But the drawbacks of current fish farming has created opportunities for technology like the floating “drifter pens” pioneered by Kampachi Farms. Given enough time, Kampachi Farms will replace stagnant ponds with GPS-tracked cages stitched out of copper wire to enable a constant inflow of fresh ocean water without flushing out the precious fish. These geodesic aquariums, inspired by Fuller’s prototypes for sturdy light-weight structures, will be let loose in swirling ocean gyres, where they only need occasional course-correction to maintain a rough position. This will be accomplished by nimble harvesting vessels driven by pioneers of this new life on the water.
Collapsing fisheries are of immediate concern, but land-based agriculture may also be in danger due to a predicted shortage of the crucial nutrient phosphorus by the year 2050. Once again, there could be a solution out at sea.
Blue Revolution Hawaii, led by Professor Patrick Takahashi, is another group planning for a future with thousands of floating cities. Takahashi and his team have devised a plan to enable large ships equipped with ocean thermal electric conversion, or Otec plants, in which warm surface waters interact with cold water “upwelled” from the deep ocean to drive a large power turbine. The cool water pumped to the surface contains the exact ratio of nutrients – including phosphorus – needed to support plant growth.
Otec technology has already been tested in Hawaii, and China’s Reignwood group recently announced plans to complete a 10 megawatt plant – the first on the open-ocean – not far from the Fujian Province in China’s southern seas. Living space may be cramped at first, but the abundant sunlight and acres surrounding these pods will be enough to feed vast ocean ranches, supercharged by Otec’s nutrient-rich byproduct. At the bottom of this food chain, algae will feed fish, which feed bigger fish, which will in turn feed seafarers and land-lubbers alike. Sinking fish waste and seaweed detritus will gradually sequester carbon dioxide from the atmosphere and deposit it on the seafloor to restart nature’s eons-long process of creating fossil fuels. By 2050, it’s not far-fetched to imagine hundreds of these plants grazing the high seas, trading abundant seafood surpluses with cities on land.
Meanwhile, Shell is preparing to anchor the world’s largest floating offshore structure – the Prelude Floating Liquefied Natural Gas facility – off Australia’s north-west coast in 2014. The structure will be massive – the length of four football fields and one field wide.

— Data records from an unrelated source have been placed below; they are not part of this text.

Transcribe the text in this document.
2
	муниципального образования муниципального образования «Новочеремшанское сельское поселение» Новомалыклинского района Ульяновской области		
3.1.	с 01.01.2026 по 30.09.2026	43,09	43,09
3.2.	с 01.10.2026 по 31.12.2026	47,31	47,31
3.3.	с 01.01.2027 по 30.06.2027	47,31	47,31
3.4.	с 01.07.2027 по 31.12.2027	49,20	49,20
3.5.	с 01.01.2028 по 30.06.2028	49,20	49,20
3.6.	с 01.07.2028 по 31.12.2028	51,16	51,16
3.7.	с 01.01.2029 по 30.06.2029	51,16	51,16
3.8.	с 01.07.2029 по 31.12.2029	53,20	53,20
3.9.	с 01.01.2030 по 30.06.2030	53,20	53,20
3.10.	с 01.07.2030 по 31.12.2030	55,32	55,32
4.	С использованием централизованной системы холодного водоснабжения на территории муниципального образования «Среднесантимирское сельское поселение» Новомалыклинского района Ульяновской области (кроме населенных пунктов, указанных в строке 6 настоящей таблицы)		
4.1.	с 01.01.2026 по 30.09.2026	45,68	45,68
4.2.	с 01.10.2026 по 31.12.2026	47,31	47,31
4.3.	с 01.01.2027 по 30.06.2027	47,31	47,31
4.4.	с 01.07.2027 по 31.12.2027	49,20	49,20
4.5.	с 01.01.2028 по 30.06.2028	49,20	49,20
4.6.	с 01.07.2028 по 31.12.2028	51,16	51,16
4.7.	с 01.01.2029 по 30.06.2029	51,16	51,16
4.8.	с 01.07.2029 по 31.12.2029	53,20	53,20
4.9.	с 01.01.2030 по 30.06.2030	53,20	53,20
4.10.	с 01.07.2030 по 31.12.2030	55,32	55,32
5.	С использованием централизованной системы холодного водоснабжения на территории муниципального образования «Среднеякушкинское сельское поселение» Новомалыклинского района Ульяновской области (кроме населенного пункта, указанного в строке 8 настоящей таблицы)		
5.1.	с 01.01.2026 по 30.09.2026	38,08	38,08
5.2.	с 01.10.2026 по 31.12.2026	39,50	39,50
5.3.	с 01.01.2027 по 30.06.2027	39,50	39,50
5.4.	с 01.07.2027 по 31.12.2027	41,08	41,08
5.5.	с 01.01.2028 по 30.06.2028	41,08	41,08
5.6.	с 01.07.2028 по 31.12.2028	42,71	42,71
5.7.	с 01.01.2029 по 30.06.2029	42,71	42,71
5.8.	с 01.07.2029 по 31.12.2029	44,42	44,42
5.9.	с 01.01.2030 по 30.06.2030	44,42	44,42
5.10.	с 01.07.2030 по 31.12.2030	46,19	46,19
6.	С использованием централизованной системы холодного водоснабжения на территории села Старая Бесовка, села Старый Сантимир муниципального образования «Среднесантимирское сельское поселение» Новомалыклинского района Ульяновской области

It will be built to withstand Category Five typhoons, and will produce the natural gas equivalent of 100,000 barrels of oil per day. While few groups could afford to build a floating city capable of weathering such storms, Shell’s example demonstrates the long-lived feasibility of living on the sea. In fact, most fundamental challenges of living safely on the ocean have been solved by offshore drilling or shipping companies (cruise lines got satellite internet years ago, while most of Asia and Africa still lack it). Costs will fall over time. And what is Shell going to do with Prelude once all the natural gas runs out?  The infrastructure for a marine community will be waiting to be used.
Free floating

The Seasteading Institute has also been dealing with the challenges faced by communities trying to live permanently on the ocean. It is an audacious but essentially pragmatic endeavour. Taking a cue from the Tanka people, the plan is locate in the protected, territorial waters of a nation willing to “host” the structures and their inhabitants. With help from the Dutch aquatic architecture firm DeltaSync, the institute hopes to design something that will meet the needs of residents, and the host nation. From a calm coastal area, the logistical challenges needed allow a community to live on the high seas can be solved one at a time.
British designer Phil Pauley has developed a concept for a sea habitatcomprising interconnected spherical modules that could submerge during storms and rest at the surface in good weather. The long vertical trusses holding up Pauley’s design use Fuller’s principles for strong, lightweight “tensegrity” structures. They maximise support without using too much expensive material such as steel. To reach much deeper waters, communities will ditch the stilts and float freely or anchor.
Others are trying investigating this technique on a smaller scale too. Do-it-yourself sea-living enthusiast Vince Cate has been using prototyping simple “ball stead” homes, which achieve buoyancy and stable surface “real estate.” Testing models in the Caribbean Sea, near his home in Anguilla, Cate has found that suspending a heavy weight well below the surface keeps the ball from moving amid the waves.
And these structures could last for a very long time indeed. Simple cement structures, reinforced with steel, can displace massive amounts of water, and last for decades - or even centuries. Even after 2,000 years of the sea’s harsh beating, a Roman harbour built with a mixture of standard concrete and volcanic ash is still intact. Electro-accretion – essentially sticking concrete-like minerals on galvanized underwater structures – means electrified steel mesh could eventually be used to reinforce and repair underwater concrete structures.
The first floating city is expected to take to the water around 2020. We are already researching ways to harvest food and energy in deeper, more remote parts of the ocean. Future cities built from scratch will be more dynamic, energy-efficient and flexible. These cities of the sea could use algal biofuel production and store energy from wind and the Sun. As designs improve – and get cheaper – the idea of a home on the ocean will become more affordable.
Does all of this sound crazy? In a sense, it is. But some would prefer to be called crazy than to pretend our cities and species can keep going with the status quo.